Tax rules for NRI children earning interest in India
What's the story
When Indian-origin children move abroad and become Non-Resident Indians (NRIs) for tax purposes, their income earned in India comes under the scrutiny of Indian tax authorities. This includes interest on bank accounts.
The taxation of this interest income depends on several factors, such as the type of account, the residency status of the child, and whether it is clubbed with that of a parent.
Account types
Type of bank account matters
In India, there are different types of bank accounts for residents and non-residents.
When a child becomes an NRI, their regular resident savings account must be converted into either a Non-Resident Ordinary (NRO) or Non-Resident External (NRE) account.
Interest earned on NRO accounts is taxable in India, while interest on NRE or FCNR accounts is tax-free if the account holder is an NRI as per the Income Tax Act.
Tax implications
Tax rate on NRO accounts
Interest earned on NRO accounts is treated as income arising in India and taxed at a flat rate of 30%, subject to applicable surcharge and cess.
The tax is deducted by the bank before it is credited to the account.
However, the actual tax liability could be lower depending on the child's overall income and tax laws in their country of residence.
Minor taxation
If the child is a minor
If the NRI child is a minor (under 18 years), Indian taxation norms add another layer of complexity.

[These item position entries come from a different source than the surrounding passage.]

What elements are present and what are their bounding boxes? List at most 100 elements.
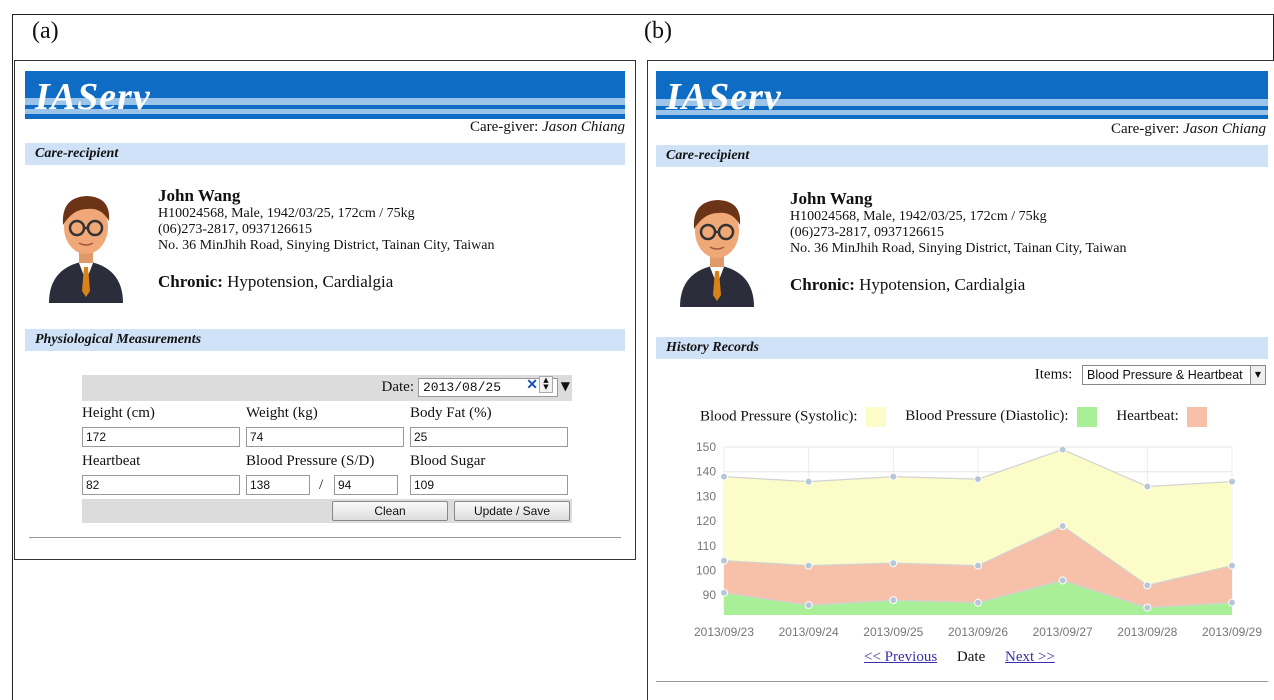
legend-diastolic-swatch xyxy=(1076,407,1097,427)
previous-link[interactable]: << Previous xyxy=(864,649,937,665)
date-spinner-icon[interactable]: ▲ ▼ xyxy=(539,376,553,393)
form-row: Height (cm) 172 Weight (kg) 74 Body Fat … xyxy=(82,403,572,451)
chronic-label: Chronic: xyxy=(790,275,855,294)
bp-separator: / xyxy=(319,477,324,493)
app-logo[interactable]: IAServ xyxy=(666,75,782,119)
bodyfat-field[interactable]: 25 xyxy=(410,427,568,447)
caregiver-info: Care-giver: Jason Chiang xyxy=(1111,121,1266,138)
systolic-field[interactable]: 138 xyxy=(246,475,310,495)
section-history-records: History Records xyxy=(656,337,1268,359)
items-select-value: Blood Pressure & Heartbeat xyxy=(1087,368,1243,382)
caregiver-info: Care-giver: Jason Chiang xyxy=(470,119,625,136)
legend-diastolic-label: Blood Pressure (Diastolic): xyxy=(905,408,1069,425)
bp-label: Blood Pressure (S/D) xyxy=(246,453,375,469)
weight-field[interactable]: 74 xyxy=(246,427,404,447)
x-tick-label: 2013/09/29 xyxy=(1202,625,1262,639)
recipient-id-line: H10024568, Male, 1942/03/25, 172cm / 75k… xyxy=(158,206,415,221)
recipient-info: John Wang H10024568, Male, 1942/03/25, 1… xyxy=(158,186,495,291)
clear-date-icon[interactable]: ✕ xyxy=(526,376,538,393)
app-banner: IAServ xyxy=(25,71,625,119)
data-point xyxy=(804,601,813,610)
x-tick-label: 2013/09/24 xyxy=(779,625,839,639)
data-point xyxy=(889,559,898,568)
recipient-chronic: Chronic: Hypotension, Cardialgia xyxy=(790,275,1127,294)
sugar-field[interactable]: 109 xyxy=(410,475,568,495)
caregiver-label: Care-giver: xyxy=(470,119,539,135)
data-point xyxy=(720,588,728,597)
sugar-label: Blood Sugar xyxy=(410,453,486,469)
data-point xyxy=(889,472,898,481)
recipient-name: John Wang xyxy=(158,186,241,205)
chart-legend: Blood Pressure (Systolic): Blood Pressur… xyxy=(700,407,1207,427)
clean-button[interactable]: Clean xyxy=(332,501,448,521)
chronic-label: Chronic: xyxy=(158,272,223,291)
y-tick-label: 110 xyxy=(697,539,716,553)
y-tick-label: 90 xyxy=(703,588,717,602)
heartbeat-field[interactable]: 82 xyxy=(82,475,240,495)
diastolic-field[interactable]: 94 xyxy=(334,475,398,495)
app-banner: IAServ xyxy=(656,71,1268,119)
date-bar: Date: 2013/08/25 ✕ ▲ ▼ ▼ xyxy=(82,375,572,401)
date-label: Date: xyxy=(381,379,414,395)
bodyfat-cell: Body Fat (%) 25 xyxy=(410,403,568,447)
data-point xyxy=(1143,581,1152,590)
chronic-value: Hypotension, Cardialgia xyxy=(227,272,394,291)
caregiver-name: Jason Chiang xyxy=(1183,121,1266,137)
y-tick-label: 150 xyxy=(696,440,716,454)
x-tick-label: 2013/09/23 xyxy=(694,625,754,639)
button-bar: Clean Update / Save xyxy=(82,499,572,523)
x-tick-label: 2013/09/27 xyxy=(1033,625,1093,639)
data-point xyxy=(720,556,728,565)
y-tick-label: 120 xyxy=(696,514,716,528)
date-nav-label: Date xyxy=(956,649,986,665)
data-point xyxy=(1228,598,1236,607)
height-cell: Height (cm) 172 xyxy=(82,403,240,447)
recipient-chronic: Chronic: Hypotension, Cardialgia xyxy=(158,272,495,291)
data-point xyxy=(804,477,813,486)
data-point xyxy=(974,598,982,607)
height-field[interactable]: 172 xyxy=(82,427,240,447)
panel-b: IAServ Care-giver: Jason Chiang Care-rec… xyxy=(647,60,1274,700)
next-link[interactable]: Next >> xyxy=(1005,649,1055,665)
data-point xyxy=(889,596,898,605)
recipient-phone-line: (06)273-2817, 0937126615 xyxy=(790,225,944,240)
heartbeat-cell: Heartbeat 82 xyxy=(82,451,240,495)
data-point xyxy=(1058,576,1067,585)
legend-heartbeat-label: Heartbeat: xyxy=(1116,408,1179,425)
data-point xyxy=(974,475,982,484)
chronic-value: Hypotension, Cardialgia xyxy=(859,275,1026,294)
x-tick-label: 2013/09/26 xyxy=(948,625,1008,639)
y-tick-label: 140 xyxy=(696,465,716,479)
recipient-id-line: H10024568, Male, 1942/03/25, 172cm / 75k… xyxy=(790,209,1047,224)
y-tick-label: 100 xyxy=(696,564,716,578)
weight-label: Weight (kg) xyxy=(246,405,318,421)
date-dropdown-icon[interactable]: ▼ xyxy=(561,379,570,393)
heartbeat-label: Heartbeat xyxy=(82,453,141,469)
data-point xyxy=(804,561,813,570)
data-point xyxy=(1228,477,1236,486)
measurement-form: Date: 2013/08/25 ✕ ▲ ▼ ▼ Height (cm) 172 … xyxy=(82,375,572,523)
legend-heartbeat-swatch xyxy=(1186,407,1207,427)
pagination: << Previous Date Next >> xyxy=(864,649,1055,666)
panel-a: IAServ Care-giver: Jason Chiang Care-rec… xyxy=(14,60,636,560)
data-point xyxy=(1058,445,1067,454)
items-select[interactable]: Blood Pressure & Heartbeat ▼ xyxy=(1082,365,1266,385)
avatar xyxy=(672,189,762,309)
recipient-info: John Wang H10024568, Male, 1942/03/25, 1… xyxy=(790,189,1127,294)
x-tick-label: 2013/09/25 xyxy=(863,625,923,639)
bodyfat-label: Body Fat (%) xyxy=(410,405,492,421)
x-tick-label: 2013/09/28 xyxy=(1117,625,1177,639)
section-physiological: Physiological Measurements xyxy=(25,329,625,351)
recipient-phone-line: (06)273-2817, 0937126615 xyxy=(158,222,312,237)
select-arrow-icon[interactable]: ▼ xyxy=(1250,366,1265,384)
update-save-button[interactable]: Update / Save xyxy=(454,501,570,521)
data-point xyxy=(720,472,728,481)
recipient-name: John Wang xyxy=(790,189,873,208)
data-point xyxy=(974,561,982,570)
items-label: Items: xyxy=(1034,366,1073,383)
weight-cell: Weight (kg) 74 xyxy=(246,403,404,447)
divider xyxy=(656,681,1268,682)
recipient-address-line: No. 36 MinJhih Road, Sinying District, T… xyxy=(158,238,495,253)
panel-label-a: (a) xyxy=(32,18,59,44)
app-logo[interactable]: IAServ xyxy=(35,75,151,119)
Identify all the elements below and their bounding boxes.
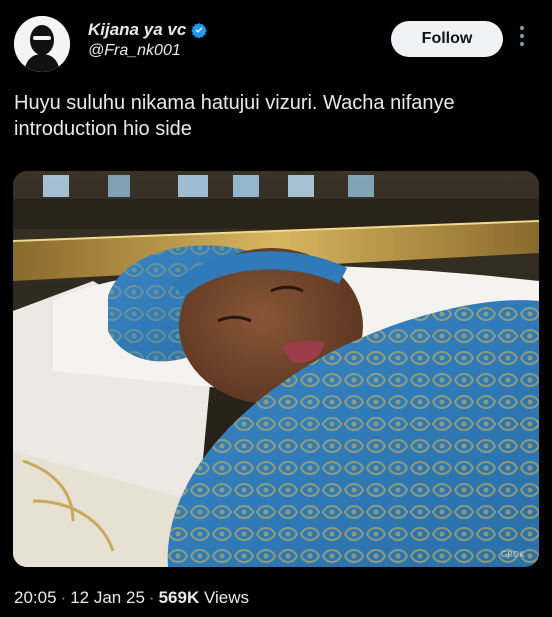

The income of a minor is usually clubbed with that of the wealthier parent, except where it accrues from their own manual work or special skills.
In most cases, an NRI minor's bank interest income would be added to the parent's taxable income in India and taxed accordingly.
Tax relief
Benefits under Double Taxation Avoidance Agreements (DTAA)
NRIs can avoid double taxation by availing benefits under Double Taxation Avoidance Agreements (DTAAs) between India and other countries.
If the NRI child is also paying tax in their country of origin, they can claim credit for tax paid in India.
To avail the DTAA benefit, one has to submit documents like a Tax Residency Certificate (TRC), Form 10F, and a declaration to the bank in India.
Compliance requirements
Importance of reporting interest income
Even if the child only earns interest in India, it has to be reported in their Indian return (if applicable) or the parent's return under the clubbing of income.
Failure to do so could result in penalties or inquiries by the Income Tax Department.
Hence, parents and guardians must understand the rules regarding residency, account type, and tax treaty benefits before making any financial decisions.